So far, both things have happened.
Even though games may look the same, most of the processes around broadcasting the games have changed. Interviews for pregame features are being done remotely, announcers are socially distanced while being separated by plexiglass, and sideline reporters are in the stands.
“I went into the season with no expectations. When I left Kansas City (after the opening game on Sept. 10) I wondered if we would make it back there for Week 13 (a Sunday night game against Denver on Dec. 6) and we did,” said Gaudelli, the executive producer of NBC’s NFL coverage. “There are challenges every week, but we’ve had the wherewithal to do it.”
No one is complaining though, even when games have been moved. NBC was scheduled to broadcast Tampa Bay’s game at Las Vegas on Oct. 25, but an outbreak of positive COVID tests among the Raiders caused the league to move Seattle’s matchup at Arizona to the prime-time slot.
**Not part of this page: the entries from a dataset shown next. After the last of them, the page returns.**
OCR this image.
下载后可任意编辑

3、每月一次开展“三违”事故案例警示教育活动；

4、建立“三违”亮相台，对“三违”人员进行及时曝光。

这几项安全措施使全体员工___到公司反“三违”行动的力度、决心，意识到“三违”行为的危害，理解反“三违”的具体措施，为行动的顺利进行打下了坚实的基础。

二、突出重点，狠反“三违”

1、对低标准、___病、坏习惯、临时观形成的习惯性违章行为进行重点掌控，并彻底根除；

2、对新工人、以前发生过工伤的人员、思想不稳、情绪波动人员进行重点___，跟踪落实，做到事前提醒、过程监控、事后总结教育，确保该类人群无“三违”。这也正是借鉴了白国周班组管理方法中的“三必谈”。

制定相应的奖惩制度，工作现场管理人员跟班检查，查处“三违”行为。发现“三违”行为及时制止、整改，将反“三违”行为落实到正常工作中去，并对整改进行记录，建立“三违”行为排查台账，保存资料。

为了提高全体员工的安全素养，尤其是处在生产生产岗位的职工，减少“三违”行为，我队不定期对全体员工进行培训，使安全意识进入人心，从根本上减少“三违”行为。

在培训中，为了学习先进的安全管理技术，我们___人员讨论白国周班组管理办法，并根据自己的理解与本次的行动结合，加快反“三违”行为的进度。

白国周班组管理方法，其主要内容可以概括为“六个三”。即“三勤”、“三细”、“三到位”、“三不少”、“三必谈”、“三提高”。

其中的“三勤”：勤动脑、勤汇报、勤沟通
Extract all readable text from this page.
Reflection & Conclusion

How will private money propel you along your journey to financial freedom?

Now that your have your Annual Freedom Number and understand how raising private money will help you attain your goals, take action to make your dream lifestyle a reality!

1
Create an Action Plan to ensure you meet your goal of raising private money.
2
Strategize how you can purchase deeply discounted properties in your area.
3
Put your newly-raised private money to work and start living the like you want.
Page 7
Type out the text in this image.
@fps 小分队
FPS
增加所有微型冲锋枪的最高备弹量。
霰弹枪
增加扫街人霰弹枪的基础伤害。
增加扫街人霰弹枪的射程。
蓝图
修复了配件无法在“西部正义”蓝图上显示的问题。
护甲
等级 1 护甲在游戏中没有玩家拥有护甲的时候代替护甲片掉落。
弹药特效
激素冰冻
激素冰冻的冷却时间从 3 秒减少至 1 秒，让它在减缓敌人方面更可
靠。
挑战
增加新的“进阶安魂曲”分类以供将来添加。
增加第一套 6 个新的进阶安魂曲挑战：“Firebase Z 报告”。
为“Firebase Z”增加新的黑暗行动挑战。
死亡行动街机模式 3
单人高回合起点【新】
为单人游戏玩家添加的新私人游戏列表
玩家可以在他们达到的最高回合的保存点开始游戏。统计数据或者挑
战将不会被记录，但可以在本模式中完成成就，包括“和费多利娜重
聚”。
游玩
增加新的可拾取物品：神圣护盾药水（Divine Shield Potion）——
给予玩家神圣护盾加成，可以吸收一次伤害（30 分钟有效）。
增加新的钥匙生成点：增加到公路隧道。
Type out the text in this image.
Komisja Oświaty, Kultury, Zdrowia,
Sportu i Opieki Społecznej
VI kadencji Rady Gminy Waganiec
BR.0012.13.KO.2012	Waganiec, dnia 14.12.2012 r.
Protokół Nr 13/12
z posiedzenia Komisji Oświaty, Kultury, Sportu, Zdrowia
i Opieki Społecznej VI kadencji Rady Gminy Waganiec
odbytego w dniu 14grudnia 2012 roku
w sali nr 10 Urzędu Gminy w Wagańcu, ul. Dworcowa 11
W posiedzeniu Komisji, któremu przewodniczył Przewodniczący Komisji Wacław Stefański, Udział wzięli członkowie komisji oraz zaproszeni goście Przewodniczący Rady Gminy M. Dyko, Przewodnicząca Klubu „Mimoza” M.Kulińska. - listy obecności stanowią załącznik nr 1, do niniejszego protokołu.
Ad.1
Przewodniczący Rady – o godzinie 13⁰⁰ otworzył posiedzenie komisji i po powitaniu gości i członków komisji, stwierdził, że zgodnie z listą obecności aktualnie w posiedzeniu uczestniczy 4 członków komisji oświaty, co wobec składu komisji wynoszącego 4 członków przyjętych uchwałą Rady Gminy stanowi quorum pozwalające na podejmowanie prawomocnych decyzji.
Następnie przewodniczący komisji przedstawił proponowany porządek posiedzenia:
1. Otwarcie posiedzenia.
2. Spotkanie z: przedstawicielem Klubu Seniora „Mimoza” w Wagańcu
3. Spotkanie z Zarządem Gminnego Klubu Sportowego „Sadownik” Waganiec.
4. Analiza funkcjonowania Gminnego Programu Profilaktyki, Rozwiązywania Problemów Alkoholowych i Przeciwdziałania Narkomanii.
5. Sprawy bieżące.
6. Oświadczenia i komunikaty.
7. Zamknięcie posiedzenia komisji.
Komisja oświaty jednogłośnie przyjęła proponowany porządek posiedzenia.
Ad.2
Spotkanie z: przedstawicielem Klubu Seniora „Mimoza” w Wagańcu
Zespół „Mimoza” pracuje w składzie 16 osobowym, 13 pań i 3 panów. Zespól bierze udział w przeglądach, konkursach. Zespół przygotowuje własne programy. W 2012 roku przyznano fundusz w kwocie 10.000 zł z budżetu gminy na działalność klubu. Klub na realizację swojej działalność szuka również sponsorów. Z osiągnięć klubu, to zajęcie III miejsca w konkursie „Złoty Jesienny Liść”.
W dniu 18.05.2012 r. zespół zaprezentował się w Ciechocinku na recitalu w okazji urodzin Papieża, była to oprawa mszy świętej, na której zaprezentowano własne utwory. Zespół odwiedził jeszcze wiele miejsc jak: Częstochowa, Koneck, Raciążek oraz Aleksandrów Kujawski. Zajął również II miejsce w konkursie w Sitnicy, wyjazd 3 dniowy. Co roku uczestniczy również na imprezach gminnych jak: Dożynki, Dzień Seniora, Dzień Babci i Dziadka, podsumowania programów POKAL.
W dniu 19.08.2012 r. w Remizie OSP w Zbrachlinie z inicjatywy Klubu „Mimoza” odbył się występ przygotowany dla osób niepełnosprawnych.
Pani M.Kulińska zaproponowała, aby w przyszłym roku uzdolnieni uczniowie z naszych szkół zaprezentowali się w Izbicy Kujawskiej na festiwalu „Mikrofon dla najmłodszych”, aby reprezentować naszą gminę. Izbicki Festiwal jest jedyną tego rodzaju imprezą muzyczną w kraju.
“The league wants the best games in the best windows. That part has felt like business as usual. There has been more communication about if we have the windows on certain days. All those things take a lot of time and conversation,” Gaudelli said. “These are inconveniences though, and not hardships.”
The NFL remains the only major professional sport in North America in which network announcers and production crews have been at the stadiums for all games. The crews have been smaller compared to years past. NBC’s “Sunday Night Football” usually had 120 production personnel along with local hires, but that is down to 90 this season.
Most of the production people are still arriving on Thursday and Friday to begin setting up at stadiums. Announcers and producers — who are used to the camaraderie of going to dinner and exchanging ideas throughout the weekend — have to do it virtually.
The biggest surprise is that new announcing teams have developed natural chemistry without preseason games or spending much time together.
ESPN’s Lisa Salters said she still hasn’t spent much time with Steve Levy, Brian Griese and Lewis Riddick, who are in their first season doing “Monday Night Football.” Salters said she met Griese before the Week 1 game between Denver and Tennessee when both arrived to the stadium at the same time.
“I have not been in same room with the crew and yet we have put together a product that we are all proud of. It goes to the professionalism of everyone in the group,” Salters said. “It is so odd that we all have not sat down and talked or had dinner, yet a natural chemistry is there.”
Charles Davis, who arrived at CBS from FOX during the offseason, talked weekly with Ian Eagle leading up to the opener. Davis, who said he usually tapped or nudged former partners when he had something to say, has had to find a new way to communicate with Eagle due to social distancing and plexiglass separating the two.
“Thank goodness you can see through the plexiglass,” Davis said. “The situation is still the same as any other team learning as you go along.”
The biggest in-game adjustments have been for reporters assigned to the sidelines. They are not allowed on the field this year and have had to gather their information from the first row of the stands, from an area that NFL has called the moat.
Instead of being able to roam near bench areas to get information about in-game injuries or adjustments, reporters have been dependent more than usual on team public relations staffs.
“That was the main thing I was concerned about at the beginning of the season, but the staffs have been outstanding in getting information to us right away. It wasn’t always this timely before,” Salters said.
Those adjustments though haven’t been as big as putting together pregame shows. The two or three features per week in which reporters or former players would go to the complex to interview coaches or players is all being done virtually.
Michael Vick said he enjoyed traveling to do features for “Fox NFL Kickoff” because he could spend an hour or two with players and coaches, but they are still getting what they need under the current circumstances.
“For the players, it is convenient for them. It’s a cool way to reconnect. Sometimes people are not as comfortable doing things in person,” Vick said.
Production meetings with teams were usually done at team facilities or hotels, but they are all being done on Zoom. Davis said they are still getting the information they need for the broadcasts, but they miss out on trying to read facial expressions or body language during interviews.
Even if there is a limited number of fans in the stands, Davis said it was better compared to empty stadiums because it was easier to pick up on the flows and emotion of the game.
NBC’s Mike Tirico compared doing games in empty stadiums to being in a huge, empty television studio.
“Usually that energy is provided by the fans and it is the soundtrack of the event,” he said. “I’ve heard it from the players as well and I concur that we all have to bring our own energy. I totally understand and get it because it is very different.”
Gaudelli said the most out of place he has felt in an empty stadium was late last month during Chicago’s game at Green Bay.
“That was the most surreal because you know what that stadium is like on a weekly basis,” he said. “You know what it means to the community and not having fans there was eerie. It was tough.”
Even though everyone is hoping things return to normal next season, there still has been the satisfaction that the show has gone on. Ratings are likely to be down for the season — they were off 7% at midseason — but the prime-time ratings have rebounded.
“I’ve been telling people that work is twice as hard, but I’m 10-times more appreciative of the chance to do it,” Tirico said.